A responsável destaca também "o nosso grande projeto de Sustentabilidade e Responsabilidade Social, enquadrado na própria cultura organizacional da nossa Júnior Empresa e numa das motivações pelas quais fundamos a LisbonPH".



E fica também evidente a preocupação em promover uma constante proatividade: 

"Enquanto futuros Profissionais de Saúde sentimos que temos uma responsabilidade acrescida na promoção da saúde enquanto agentes de transmissão de conhecimento junto da sociedade, aconselhando-a para as melhores práticas e comportamentos a adotar em saúde, combatendo a iliteracia e promovendo estilos de vida mais saudáveis."

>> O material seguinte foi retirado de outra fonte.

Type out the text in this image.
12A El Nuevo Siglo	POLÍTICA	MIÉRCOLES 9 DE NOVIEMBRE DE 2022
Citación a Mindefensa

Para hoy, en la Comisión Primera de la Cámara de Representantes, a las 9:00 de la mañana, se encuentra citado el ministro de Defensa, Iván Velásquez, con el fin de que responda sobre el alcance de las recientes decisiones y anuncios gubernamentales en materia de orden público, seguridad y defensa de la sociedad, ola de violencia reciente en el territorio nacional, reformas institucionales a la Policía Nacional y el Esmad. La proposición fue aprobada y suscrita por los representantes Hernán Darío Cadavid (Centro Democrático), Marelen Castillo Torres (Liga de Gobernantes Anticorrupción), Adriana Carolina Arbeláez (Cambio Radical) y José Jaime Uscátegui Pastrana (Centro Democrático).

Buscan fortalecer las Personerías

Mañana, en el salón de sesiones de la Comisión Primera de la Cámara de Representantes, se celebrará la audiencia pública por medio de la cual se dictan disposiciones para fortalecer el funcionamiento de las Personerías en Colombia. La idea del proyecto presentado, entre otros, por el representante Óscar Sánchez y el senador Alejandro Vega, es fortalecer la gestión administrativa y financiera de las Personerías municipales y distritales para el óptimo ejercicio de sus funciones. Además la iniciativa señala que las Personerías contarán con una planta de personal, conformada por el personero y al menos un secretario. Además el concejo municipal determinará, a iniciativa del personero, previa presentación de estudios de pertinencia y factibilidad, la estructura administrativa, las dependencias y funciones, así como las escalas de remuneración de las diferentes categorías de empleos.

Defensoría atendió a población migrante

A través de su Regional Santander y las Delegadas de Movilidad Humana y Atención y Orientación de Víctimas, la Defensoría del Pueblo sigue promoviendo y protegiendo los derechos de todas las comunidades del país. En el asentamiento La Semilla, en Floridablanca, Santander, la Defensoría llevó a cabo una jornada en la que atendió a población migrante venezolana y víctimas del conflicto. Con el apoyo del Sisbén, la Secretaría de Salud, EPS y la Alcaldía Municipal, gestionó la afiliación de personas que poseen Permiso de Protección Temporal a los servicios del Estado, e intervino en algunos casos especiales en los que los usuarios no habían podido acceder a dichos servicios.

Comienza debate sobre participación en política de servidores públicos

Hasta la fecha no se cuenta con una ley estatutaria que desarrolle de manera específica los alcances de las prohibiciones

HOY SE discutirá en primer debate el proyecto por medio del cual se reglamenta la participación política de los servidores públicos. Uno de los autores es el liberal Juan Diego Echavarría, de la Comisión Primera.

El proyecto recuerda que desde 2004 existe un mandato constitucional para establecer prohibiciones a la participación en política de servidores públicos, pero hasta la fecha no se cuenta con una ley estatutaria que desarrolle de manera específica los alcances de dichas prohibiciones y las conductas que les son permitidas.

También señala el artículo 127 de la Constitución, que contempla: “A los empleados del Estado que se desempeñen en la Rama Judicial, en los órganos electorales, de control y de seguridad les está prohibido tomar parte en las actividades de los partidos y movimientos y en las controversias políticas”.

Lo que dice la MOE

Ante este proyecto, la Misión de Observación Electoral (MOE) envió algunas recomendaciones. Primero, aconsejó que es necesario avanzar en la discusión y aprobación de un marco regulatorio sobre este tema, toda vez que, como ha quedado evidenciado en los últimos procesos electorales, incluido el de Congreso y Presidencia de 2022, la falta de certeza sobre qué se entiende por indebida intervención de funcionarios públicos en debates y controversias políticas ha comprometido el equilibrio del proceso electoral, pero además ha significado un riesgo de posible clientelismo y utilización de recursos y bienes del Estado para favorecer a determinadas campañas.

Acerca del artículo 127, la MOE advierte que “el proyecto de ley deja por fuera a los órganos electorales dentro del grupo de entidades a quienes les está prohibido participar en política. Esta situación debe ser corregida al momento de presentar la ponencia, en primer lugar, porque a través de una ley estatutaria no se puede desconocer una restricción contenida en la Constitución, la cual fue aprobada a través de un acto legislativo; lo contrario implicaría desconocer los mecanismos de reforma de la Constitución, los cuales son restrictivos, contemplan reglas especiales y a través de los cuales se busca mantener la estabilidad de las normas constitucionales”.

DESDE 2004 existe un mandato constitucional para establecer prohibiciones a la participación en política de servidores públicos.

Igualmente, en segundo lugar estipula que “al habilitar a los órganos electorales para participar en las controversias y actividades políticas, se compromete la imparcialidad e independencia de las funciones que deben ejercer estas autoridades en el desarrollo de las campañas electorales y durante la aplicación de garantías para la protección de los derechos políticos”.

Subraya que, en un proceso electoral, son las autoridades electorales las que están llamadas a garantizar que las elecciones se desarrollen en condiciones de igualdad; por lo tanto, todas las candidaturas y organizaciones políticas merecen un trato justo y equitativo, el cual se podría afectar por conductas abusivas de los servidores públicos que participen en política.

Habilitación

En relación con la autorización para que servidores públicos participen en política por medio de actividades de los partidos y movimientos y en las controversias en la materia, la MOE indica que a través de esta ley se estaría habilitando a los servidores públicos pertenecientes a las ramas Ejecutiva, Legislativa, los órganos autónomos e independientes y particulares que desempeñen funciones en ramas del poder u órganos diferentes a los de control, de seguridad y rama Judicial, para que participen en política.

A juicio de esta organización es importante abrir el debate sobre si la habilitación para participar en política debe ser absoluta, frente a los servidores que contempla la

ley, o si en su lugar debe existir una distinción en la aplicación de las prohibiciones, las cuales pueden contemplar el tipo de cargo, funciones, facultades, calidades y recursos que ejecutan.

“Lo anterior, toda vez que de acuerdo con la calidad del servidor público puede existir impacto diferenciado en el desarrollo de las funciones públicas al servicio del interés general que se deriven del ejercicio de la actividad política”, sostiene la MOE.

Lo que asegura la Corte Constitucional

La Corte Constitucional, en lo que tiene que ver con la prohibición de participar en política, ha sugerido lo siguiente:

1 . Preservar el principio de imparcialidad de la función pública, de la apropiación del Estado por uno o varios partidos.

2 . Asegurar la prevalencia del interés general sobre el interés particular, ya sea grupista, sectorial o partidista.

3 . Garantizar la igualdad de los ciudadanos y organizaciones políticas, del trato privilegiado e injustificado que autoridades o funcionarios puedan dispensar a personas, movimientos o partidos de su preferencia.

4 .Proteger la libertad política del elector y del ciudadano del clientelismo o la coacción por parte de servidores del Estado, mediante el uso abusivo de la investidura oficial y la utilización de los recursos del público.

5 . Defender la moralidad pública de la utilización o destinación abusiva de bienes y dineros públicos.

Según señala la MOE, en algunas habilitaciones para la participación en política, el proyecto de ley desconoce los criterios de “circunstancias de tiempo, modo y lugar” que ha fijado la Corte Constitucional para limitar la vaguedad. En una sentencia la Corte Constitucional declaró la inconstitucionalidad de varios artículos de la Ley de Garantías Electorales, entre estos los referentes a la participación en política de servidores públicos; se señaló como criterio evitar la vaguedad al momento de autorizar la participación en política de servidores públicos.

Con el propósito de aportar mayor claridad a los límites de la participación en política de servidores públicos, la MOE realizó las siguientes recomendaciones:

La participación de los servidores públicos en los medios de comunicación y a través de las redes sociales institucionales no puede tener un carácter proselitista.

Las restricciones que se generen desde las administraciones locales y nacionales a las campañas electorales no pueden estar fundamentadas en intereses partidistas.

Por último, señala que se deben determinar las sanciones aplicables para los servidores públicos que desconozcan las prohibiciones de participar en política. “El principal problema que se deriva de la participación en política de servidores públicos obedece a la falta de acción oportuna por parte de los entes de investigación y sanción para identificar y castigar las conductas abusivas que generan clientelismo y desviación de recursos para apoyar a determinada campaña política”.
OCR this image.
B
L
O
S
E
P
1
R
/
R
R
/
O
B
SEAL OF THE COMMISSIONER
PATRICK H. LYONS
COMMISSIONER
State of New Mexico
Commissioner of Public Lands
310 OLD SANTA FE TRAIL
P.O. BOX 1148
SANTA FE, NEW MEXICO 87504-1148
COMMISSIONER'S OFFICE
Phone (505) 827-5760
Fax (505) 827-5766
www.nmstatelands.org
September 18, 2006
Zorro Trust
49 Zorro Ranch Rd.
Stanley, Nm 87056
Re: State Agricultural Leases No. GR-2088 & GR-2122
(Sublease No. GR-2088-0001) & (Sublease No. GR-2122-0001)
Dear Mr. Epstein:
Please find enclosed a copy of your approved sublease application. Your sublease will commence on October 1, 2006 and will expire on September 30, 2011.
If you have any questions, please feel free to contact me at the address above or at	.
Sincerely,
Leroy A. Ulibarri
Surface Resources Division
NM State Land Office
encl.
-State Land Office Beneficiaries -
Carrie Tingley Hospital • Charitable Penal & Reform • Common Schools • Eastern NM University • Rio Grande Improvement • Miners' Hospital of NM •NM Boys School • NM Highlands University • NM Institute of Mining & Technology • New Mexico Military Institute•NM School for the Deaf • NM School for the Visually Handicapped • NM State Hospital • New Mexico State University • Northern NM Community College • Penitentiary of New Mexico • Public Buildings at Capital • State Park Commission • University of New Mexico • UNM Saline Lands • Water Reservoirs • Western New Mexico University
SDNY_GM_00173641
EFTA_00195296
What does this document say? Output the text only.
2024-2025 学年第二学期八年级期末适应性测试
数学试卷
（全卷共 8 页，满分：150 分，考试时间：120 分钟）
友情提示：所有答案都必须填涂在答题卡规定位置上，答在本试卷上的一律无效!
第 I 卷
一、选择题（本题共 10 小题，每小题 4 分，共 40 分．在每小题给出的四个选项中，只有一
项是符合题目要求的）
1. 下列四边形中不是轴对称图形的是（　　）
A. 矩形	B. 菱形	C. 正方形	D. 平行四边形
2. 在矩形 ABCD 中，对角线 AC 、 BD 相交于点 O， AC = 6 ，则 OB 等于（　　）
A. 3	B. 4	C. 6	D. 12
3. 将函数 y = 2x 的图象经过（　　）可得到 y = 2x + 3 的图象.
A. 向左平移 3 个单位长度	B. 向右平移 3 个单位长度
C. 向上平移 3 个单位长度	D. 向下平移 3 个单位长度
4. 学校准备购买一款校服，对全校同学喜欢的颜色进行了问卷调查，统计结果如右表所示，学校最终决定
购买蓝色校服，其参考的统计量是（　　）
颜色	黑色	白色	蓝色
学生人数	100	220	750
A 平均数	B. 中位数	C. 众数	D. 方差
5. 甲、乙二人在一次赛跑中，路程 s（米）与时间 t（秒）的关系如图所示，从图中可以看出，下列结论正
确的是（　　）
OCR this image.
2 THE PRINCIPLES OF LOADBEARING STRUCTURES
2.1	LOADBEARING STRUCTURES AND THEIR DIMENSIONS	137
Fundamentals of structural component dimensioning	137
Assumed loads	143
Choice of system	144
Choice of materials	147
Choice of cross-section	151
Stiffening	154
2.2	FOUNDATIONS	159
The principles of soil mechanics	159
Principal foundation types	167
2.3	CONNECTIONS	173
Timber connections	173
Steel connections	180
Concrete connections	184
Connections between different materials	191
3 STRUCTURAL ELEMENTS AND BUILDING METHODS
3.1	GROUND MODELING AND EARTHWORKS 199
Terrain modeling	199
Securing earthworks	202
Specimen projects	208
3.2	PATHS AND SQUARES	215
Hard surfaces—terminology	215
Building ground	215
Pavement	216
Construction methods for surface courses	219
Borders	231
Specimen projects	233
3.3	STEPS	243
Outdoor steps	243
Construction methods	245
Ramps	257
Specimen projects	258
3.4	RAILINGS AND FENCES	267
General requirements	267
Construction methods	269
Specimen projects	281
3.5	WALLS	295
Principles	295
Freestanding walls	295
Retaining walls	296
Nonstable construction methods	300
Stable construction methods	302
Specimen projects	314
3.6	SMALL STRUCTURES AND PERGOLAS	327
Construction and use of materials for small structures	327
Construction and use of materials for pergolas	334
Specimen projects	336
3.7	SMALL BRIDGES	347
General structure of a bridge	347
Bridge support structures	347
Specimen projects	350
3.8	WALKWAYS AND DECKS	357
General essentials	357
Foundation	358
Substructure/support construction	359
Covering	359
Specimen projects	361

E acrescenta: "Acreditamos também no poder da mudança e transformação de mindset que as gerações mais novas têm e podem cada vez mais ter na sociedade. E, por isso, pautamos as nossas ações segundo o mote ´somos a transformação que queremos ver no mundo`. Procuramos, diariamente, estabelecer uma ponte de ligação entre o seio acadêmico e o mercado empresarial, numa sinergia potenciadora e disruptiva através equipas multidisciplinares, criando maior impacto nas suas intervenções junto da comunidade."

Pode ser solicitada ajuda psicológica gratuita (24h/dia) através do SNS 24 – 808 24 24 24. Depois deve ser selecionada a opção 4 (aconselhamento psicológico).